Mehmet Ali Güller

S-400’ün maliyeti

06 Haziran 2019 Perşembe

Türkiye’nin S-400 almasına karşı çıkanlar şu üç temel itirazı dile getiriyor:
1. Türkiye S-400 alırsa, F-35 projesinden çıkarılır!
2. Türkiye S-400 alırsa, ABD silah ambargosu uygular ve Türkiye’nin elindeki silahlar modernize edilemez, yedek parça sıkıntısı yaşanır.
3. Türkiye S-400 alırsa, ABD yaptırım uygular ve Türk ekonomisini çökertir.
Üç itirazı da “Türkiye’nin uzun vadeli yararı ve çıkarları” düzleminde inceleyelim:

F-35 tehdidi
Türkiye’nin S-400 alması karşısında ABD’nin ülkemizi F-35 projesinden çıkarma tehdidi, Türkiye’nin çıkarları bakımından en zayıf tehdittir. Şundan:
Türkiye, bize göre zaten F-35 projesinde yer almamalıydı. Mevcut haliyle hava kuvvetlerimiz zaten yüzde 80 oranında ABD’ye bağılıyken, F-35’lerle bağımlılık yüzde yüz olacaktır.
Hava kuvvetlerimizin tek bir adrese tamamen bağımlı olmasından daha büyük bir sıkıntı yok aslında...
Tersine, Türkiye silahlanmada üç hedefli bir strateji uygulamalı:
1. Temel hedef milli silahlanma olmalı.
2. Bu temel hedefe ulaşabilmek için de kendisine teknoloji transfer edecek ve ortak üretim yapabilecek seçeneklere yönelmeli.
3. Yakın hedefi de silah envanterini çeşitlendirmek ve tek taraflı bağımlılığı azaltmak olmalı.

Askeri ambargo tehdidi
Bu üç hedefli strateji perspektifinden bakıldığında, ABD’nin Türkiye’ye askeri ambargo uygulaması, kısa vadede aleyhimize olsa bile, uzun vadede lehimizedir!
Askeri ambargo, tıpkı 1975’te olduğu gibi Türkiye’yi yeniden “milli silahlanma” rotasına yöneltecektir.
ABD, Kıbrıs Harekâtı nedeniyle Türkiye’ye askeri ambargo uyguladığında, esas tehditle yüzleşmişti: O tehdit “tek taraflı bağımlılığın” nasıl büyük bir sorun olduğu ve Türkiye’nin askeri gücünü nasıl büyük bir zaafa uğrattığı gerçeğiydi.
Türkiye bugün çok övündüğümüz ASELSAN başta olmak üzere pek çok milli askeri hamleyi, askeri ambargo tehdidiyle yüzleştiği için gerçekleştirdi.
Türkiye bugün de milli bir askeri hamle yapmak zorundadır.
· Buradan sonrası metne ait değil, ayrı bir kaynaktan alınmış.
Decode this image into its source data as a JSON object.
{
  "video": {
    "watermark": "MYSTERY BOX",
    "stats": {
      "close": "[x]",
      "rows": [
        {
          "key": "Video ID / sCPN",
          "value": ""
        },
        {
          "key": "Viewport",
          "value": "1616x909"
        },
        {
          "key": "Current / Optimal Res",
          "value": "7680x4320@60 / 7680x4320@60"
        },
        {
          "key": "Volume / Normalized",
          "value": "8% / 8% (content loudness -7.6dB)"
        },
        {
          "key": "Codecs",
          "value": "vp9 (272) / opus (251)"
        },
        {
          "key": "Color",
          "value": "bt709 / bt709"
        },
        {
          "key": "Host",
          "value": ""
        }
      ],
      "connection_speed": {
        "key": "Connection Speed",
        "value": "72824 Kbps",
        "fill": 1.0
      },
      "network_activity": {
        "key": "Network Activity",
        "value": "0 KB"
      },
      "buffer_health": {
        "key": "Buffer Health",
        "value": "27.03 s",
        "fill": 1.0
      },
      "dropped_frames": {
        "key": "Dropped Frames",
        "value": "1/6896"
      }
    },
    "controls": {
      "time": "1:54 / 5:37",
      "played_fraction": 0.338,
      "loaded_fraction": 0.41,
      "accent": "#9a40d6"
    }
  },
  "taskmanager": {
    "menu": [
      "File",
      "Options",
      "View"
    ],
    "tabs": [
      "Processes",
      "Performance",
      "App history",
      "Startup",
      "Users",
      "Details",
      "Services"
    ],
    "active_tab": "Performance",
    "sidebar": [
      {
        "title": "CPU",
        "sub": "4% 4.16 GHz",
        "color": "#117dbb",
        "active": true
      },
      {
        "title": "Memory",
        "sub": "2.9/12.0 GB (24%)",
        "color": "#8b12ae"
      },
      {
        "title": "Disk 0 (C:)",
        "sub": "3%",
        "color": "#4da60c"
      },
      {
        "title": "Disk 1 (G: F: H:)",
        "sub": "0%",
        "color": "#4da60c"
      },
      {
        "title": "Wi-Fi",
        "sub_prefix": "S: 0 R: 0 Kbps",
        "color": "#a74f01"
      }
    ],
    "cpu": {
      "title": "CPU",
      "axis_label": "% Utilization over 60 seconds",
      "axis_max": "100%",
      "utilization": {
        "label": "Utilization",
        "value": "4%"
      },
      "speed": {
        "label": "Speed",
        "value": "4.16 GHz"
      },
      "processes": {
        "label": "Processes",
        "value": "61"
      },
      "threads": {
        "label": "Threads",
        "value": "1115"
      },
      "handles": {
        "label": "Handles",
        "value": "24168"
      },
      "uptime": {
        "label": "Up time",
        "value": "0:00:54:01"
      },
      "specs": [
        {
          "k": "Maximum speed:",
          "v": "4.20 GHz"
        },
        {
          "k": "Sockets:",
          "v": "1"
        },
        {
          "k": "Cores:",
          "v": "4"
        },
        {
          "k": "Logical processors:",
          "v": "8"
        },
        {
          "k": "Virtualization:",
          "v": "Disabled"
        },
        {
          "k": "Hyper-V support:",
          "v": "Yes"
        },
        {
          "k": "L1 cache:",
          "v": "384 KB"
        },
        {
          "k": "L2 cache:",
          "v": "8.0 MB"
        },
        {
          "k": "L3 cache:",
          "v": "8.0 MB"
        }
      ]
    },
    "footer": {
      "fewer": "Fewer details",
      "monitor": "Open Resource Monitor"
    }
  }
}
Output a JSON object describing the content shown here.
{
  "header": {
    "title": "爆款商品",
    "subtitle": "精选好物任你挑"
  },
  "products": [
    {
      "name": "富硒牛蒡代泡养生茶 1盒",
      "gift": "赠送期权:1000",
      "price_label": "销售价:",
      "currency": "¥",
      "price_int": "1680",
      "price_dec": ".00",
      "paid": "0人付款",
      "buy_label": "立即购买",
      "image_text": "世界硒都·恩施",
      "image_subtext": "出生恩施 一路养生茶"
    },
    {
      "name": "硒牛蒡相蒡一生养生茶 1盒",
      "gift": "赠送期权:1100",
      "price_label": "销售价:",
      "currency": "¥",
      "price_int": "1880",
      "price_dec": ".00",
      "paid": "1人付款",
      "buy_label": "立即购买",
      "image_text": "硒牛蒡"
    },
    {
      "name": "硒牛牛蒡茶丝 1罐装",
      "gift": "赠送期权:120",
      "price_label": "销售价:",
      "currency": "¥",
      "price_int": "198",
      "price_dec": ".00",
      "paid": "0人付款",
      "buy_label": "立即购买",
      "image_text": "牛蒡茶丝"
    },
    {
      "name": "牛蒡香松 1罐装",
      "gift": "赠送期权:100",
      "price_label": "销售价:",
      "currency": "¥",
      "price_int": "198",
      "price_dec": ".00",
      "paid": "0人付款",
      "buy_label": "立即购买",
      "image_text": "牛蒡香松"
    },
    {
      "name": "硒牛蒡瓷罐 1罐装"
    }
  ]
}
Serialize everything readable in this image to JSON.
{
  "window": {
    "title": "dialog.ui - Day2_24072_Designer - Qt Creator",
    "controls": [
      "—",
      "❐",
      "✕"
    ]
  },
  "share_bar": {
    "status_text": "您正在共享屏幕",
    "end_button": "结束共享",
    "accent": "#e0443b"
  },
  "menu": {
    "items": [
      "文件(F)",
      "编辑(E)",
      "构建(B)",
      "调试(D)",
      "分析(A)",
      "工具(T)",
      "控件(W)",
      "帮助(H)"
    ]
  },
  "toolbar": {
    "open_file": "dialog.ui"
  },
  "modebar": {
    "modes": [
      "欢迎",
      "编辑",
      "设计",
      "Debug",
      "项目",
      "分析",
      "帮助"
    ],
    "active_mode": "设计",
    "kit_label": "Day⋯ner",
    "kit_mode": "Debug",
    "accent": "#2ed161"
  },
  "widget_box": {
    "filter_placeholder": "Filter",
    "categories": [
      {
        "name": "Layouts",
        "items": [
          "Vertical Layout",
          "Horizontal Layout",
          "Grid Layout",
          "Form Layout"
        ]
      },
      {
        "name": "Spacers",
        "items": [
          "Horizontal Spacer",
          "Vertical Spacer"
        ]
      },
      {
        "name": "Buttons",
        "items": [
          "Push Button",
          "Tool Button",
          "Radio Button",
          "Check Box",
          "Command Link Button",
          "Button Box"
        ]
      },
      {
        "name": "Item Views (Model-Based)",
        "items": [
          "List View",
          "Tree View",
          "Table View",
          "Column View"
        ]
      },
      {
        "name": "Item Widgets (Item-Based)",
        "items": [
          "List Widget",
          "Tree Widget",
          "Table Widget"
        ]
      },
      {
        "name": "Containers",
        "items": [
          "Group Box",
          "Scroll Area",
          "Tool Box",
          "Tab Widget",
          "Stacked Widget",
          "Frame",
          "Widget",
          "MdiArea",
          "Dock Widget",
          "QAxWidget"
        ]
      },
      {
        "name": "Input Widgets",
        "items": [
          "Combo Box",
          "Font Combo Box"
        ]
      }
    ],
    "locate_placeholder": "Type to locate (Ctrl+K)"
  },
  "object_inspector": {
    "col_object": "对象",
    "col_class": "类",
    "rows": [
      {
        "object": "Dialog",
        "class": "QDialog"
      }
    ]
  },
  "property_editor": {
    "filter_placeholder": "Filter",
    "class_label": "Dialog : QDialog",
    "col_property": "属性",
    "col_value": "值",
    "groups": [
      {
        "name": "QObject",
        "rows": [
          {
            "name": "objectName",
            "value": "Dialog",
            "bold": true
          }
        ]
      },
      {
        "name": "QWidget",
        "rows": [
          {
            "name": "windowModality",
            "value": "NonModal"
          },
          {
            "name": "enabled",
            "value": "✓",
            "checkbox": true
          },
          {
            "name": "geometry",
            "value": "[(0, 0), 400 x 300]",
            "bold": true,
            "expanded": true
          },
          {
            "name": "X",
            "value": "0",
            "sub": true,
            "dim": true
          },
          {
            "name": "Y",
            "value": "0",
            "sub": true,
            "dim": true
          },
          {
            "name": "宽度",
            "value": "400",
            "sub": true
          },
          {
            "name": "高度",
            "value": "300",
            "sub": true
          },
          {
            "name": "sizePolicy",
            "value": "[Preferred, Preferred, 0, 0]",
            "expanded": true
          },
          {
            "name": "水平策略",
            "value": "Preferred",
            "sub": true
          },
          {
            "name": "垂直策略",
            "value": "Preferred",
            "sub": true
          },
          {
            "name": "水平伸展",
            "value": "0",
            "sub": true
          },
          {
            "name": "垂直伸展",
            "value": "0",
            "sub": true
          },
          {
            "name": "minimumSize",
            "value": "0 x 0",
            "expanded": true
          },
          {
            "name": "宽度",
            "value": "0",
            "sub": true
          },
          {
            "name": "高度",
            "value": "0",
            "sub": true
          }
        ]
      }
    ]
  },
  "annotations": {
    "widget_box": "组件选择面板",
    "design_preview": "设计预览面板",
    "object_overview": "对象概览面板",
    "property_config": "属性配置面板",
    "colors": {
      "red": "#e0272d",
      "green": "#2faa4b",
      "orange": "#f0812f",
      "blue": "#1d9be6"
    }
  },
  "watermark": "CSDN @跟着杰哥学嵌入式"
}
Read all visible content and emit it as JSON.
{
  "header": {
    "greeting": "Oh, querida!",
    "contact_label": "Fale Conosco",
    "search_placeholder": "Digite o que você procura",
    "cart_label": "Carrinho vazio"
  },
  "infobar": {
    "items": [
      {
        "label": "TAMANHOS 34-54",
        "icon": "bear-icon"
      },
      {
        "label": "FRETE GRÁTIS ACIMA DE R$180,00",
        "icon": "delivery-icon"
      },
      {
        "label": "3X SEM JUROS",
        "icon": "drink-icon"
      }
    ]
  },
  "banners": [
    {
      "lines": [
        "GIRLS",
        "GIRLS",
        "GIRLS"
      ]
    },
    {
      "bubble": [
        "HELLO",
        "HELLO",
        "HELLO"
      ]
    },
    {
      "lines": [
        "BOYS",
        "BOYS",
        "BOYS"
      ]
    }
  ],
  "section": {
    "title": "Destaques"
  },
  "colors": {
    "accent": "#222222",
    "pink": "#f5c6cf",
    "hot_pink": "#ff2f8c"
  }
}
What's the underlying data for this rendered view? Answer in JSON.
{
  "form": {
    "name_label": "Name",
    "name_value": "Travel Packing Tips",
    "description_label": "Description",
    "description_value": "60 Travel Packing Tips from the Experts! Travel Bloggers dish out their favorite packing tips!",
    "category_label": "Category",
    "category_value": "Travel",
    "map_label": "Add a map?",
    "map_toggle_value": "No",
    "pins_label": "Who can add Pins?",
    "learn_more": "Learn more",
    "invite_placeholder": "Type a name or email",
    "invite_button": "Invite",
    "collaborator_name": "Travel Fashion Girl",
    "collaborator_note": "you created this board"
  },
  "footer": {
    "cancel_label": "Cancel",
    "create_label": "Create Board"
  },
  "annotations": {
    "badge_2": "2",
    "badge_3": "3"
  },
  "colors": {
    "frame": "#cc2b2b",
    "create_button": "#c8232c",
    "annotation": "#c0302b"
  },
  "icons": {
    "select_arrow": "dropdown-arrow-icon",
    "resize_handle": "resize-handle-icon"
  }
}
Milli Gemi (MİLGEM) Projesi ile Deniz Kuvvetlerimizde yaptığımız millileşme hamlesini, Hava Kuvvetlerimizde de yapmalıyız.
Türkiye için asıl büyük tehlike, silahlanmada ABD’ye tam bağımlı olmaktır.

Ekonomik ambargo tehdidi
Türkiye’nin “küçük Amerika” süreci ve ardından 24 Ocak 1980’de serbest piyasaya eklemlenmesi, ekonomide, kamu ekonomisinden ve üretimden adım adım uzaklaşmak demekti.
Özetle Türkiye’ye “üretme, biz sana satarız” diyorlardı. Dahası “kamu kurumlarına ne gerek var, hepsini özelleştir, hepsini sat” diyorlardı. Diyenler, şimdi kendi kamu kurumları ve uluslararası tekelleri aracılığıyla Türkiye’ye artık üret(tir) mediklerini satıyorlar.
Asıl büyük tehdit ve milletçe endişe etmemiz gereken, samandan F-35’e kadar hemen her şeyi ithal ediyor olmamızdır. ABD’nin ekonomik ambargo uygulayacak olması, bu büyük tehlikenin yanında tehdit değildir.
Türkiye yeniden tarlasında üretmeli, fabrikasının bacasını tüttürmeli ve dışarıdan her şeyi satın almaktan kurtulmalıdır.

Sonuç
Son 40 yılımız, ABD’nin dediklerini yapsak bile ABD ambargolarına maruz kalmamızın tarihidir bir yönüyle.
Sadece Kıbrıs Harekâtı mı? Terörle mücadele yılları boyunca, sürekli Türkiye’ye “sattığımız silahı şu operasyonda, verdiğimiz tankı bu harekâtta kullanamazsınız” şartlarını dayattılar!
S-400 konusunda karşılaştığımız tehditleri bu kez fırsata çevirmeli ve milli silahlanmaya ve üreten ekonomiye yönelmeliyiz.
Bu ise içeride işçiye, köylüye, emekçiye, halkın her kesimine ve elbette “ulusal” burjuvaziye dayanan bir iktidar modeli oluşturabilmemize bağlıdır.